Anerkennung von Spitzen der Politik und Kirche
Das Thema Blut bildete den Leitfaden einer live vom kroatischen Rundfunk HRT übertragenen Festpredigt vor rund 20.000 Wallfahrerinnen und Wallfahrern, die trotz des Starkregens zum Fest des kostbaren Blutes in den Wallfahrtsort Ludbreg gekommen waren. An der Festmesse nahmen auch die kroatischen Bischöfe Josip Mrzljak (Bischof von Varaždin), Vlado Košić (Bischof von Sisak), Vjekoslav Huzjak (Bischof von Bjelovar-Križevci) sowie die Zagreber Weihbischöfe Ivan Šaško und Mijo Gorski teil. Vor Ort waren außerdem hochrangige politische Vertreter wie der kroatische Parlamentspräsident Gordan Jandroković. Kroatiens Außenminister Davor Stier bedankte sich nach dem Fest persönlich mit einer SMS an Bischof Zsifkovics für dessen offenherzige Predigt.

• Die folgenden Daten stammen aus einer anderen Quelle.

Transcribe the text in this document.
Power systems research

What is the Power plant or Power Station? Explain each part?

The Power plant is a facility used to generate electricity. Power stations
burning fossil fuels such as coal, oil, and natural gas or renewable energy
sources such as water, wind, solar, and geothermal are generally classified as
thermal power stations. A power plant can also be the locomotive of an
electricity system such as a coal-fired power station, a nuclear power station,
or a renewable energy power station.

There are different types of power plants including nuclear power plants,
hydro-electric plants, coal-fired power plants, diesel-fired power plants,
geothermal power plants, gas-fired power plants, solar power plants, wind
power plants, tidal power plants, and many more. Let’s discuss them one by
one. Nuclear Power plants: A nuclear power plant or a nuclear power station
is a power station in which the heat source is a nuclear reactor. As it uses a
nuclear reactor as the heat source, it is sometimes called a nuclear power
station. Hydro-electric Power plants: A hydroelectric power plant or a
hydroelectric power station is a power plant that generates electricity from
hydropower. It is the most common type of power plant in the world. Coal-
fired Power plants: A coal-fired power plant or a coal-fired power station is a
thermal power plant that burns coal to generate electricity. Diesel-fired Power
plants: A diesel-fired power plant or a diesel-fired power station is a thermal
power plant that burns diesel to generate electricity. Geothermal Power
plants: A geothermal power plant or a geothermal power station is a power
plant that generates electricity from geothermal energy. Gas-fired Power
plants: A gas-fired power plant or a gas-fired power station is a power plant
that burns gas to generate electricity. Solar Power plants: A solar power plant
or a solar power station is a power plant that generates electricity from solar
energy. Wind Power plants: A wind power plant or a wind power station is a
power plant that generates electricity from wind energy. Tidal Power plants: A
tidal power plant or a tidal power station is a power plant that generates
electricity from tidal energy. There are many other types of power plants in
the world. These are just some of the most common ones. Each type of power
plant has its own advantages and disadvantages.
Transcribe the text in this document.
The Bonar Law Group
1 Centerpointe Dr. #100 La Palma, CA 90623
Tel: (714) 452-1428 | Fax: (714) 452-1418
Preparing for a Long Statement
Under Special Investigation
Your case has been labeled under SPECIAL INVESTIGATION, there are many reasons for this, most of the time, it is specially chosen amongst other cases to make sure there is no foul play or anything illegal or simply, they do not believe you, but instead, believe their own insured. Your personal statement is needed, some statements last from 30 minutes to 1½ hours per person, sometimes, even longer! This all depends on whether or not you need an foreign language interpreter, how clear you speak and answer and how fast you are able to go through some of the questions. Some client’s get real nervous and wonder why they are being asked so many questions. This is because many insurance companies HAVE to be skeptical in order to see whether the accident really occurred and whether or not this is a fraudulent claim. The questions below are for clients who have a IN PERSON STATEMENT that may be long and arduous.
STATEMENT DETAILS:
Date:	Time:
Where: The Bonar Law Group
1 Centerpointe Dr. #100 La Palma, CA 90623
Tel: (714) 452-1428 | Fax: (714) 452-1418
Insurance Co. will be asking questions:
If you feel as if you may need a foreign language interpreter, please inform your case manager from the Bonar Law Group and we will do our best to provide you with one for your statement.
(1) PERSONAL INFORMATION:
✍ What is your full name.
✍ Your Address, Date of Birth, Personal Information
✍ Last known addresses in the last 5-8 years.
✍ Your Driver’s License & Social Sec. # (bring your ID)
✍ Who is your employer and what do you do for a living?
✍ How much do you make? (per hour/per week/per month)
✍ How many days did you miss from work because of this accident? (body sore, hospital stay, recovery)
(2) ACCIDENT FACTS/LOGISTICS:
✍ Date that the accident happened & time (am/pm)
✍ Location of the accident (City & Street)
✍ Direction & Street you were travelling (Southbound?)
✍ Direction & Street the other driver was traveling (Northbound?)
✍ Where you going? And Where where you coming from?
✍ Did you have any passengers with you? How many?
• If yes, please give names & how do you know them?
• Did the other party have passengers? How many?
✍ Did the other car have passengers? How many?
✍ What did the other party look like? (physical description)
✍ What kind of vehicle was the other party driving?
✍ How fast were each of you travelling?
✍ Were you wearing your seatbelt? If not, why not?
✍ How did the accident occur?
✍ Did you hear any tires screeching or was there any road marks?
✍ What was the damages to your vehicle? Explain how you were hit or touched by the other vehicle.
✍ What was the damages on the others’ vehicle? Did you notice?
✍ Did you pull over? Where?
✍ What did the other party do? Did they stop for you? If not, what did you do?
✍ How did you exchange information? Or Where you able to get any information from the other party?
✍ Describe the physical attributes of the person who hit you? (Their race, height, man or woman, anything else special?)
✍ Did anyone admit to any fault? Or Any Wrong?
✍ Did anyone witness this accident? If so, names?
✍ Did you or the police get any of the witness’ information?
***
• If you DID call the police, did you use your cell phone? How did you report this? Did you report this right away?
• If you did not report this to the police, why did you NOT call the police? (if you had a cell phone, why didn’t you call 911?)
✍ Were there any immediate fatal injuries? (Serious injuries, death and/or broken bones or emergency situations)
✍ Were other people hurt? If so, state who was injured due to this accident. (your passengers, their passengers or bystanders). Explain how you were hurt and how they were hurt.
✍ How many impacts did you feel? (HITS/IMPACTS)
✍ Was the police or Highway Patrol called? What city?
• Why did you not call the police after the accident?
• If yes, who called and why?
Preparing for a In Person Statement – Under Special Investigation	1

Scharfe Abgrenzung zu blutigen Ideologien
Dabei ging es dem Eisenstädter Diözesanbischof gleich zu Beginn seiner Predigt um eine scharfe Abgrenzung zu allen Blut-und-Boden-Ideologien, wie sie in rassistischen, faschistischen und nazistischen Systemen propagiert werden: "An diesen Ideologien – ob nun im Namen von Rasse oder Klasse – klebt das Blut, der Hass und das Leid. Der Schrei der unschuldigen Opfer, der Verfolgten und Gefolterten, der Vergewaltigten und Ermordeten der autoritären Regimes dringt bis in die Gegenwart. Er lässt sich nicht zum Schweigen bringen. Nur die Bereitschaft zur Reue und zur aufrichtigen, reinigenden Sühne kann hinleiten zu einer Kultur der Versöhnung. Und nur die Versöhnung und Vergebung werden einen Neuanfang für ein friedliches Miteinander ermöglichen."
"Vergesst die Opfer nicht!"
Dabei scheute sich Bischof Zsifkovics nicht, das Thema der Schuld kritisch aufzugreifen: "Erinnert Euch der Verbrechen der Vergangenheit! Vergesst nicht die Opfer, vergesst nicht den Seligen Kardinal Stepinac und all die anderen unschuldig Verfolgten des autoritären Systems." Der 1998 seliggesprochene Märtyrerkardinal Alois Stepinac rettete während des faschistischen Ustascha-Regimes verfolgte Juden und Serben, unterstützte Notleidende und Verfolgte und protestierte gegen die Konzentrationslager. Nach dem Zweiten Weltkrieg wurde er von den Kommunisten unter falschen Anklagen verhaftet und zu 16 Jahren Zwangsarbeit verurteilt. Er stand bis zu seinem Tod 1960 unter Hausarrest.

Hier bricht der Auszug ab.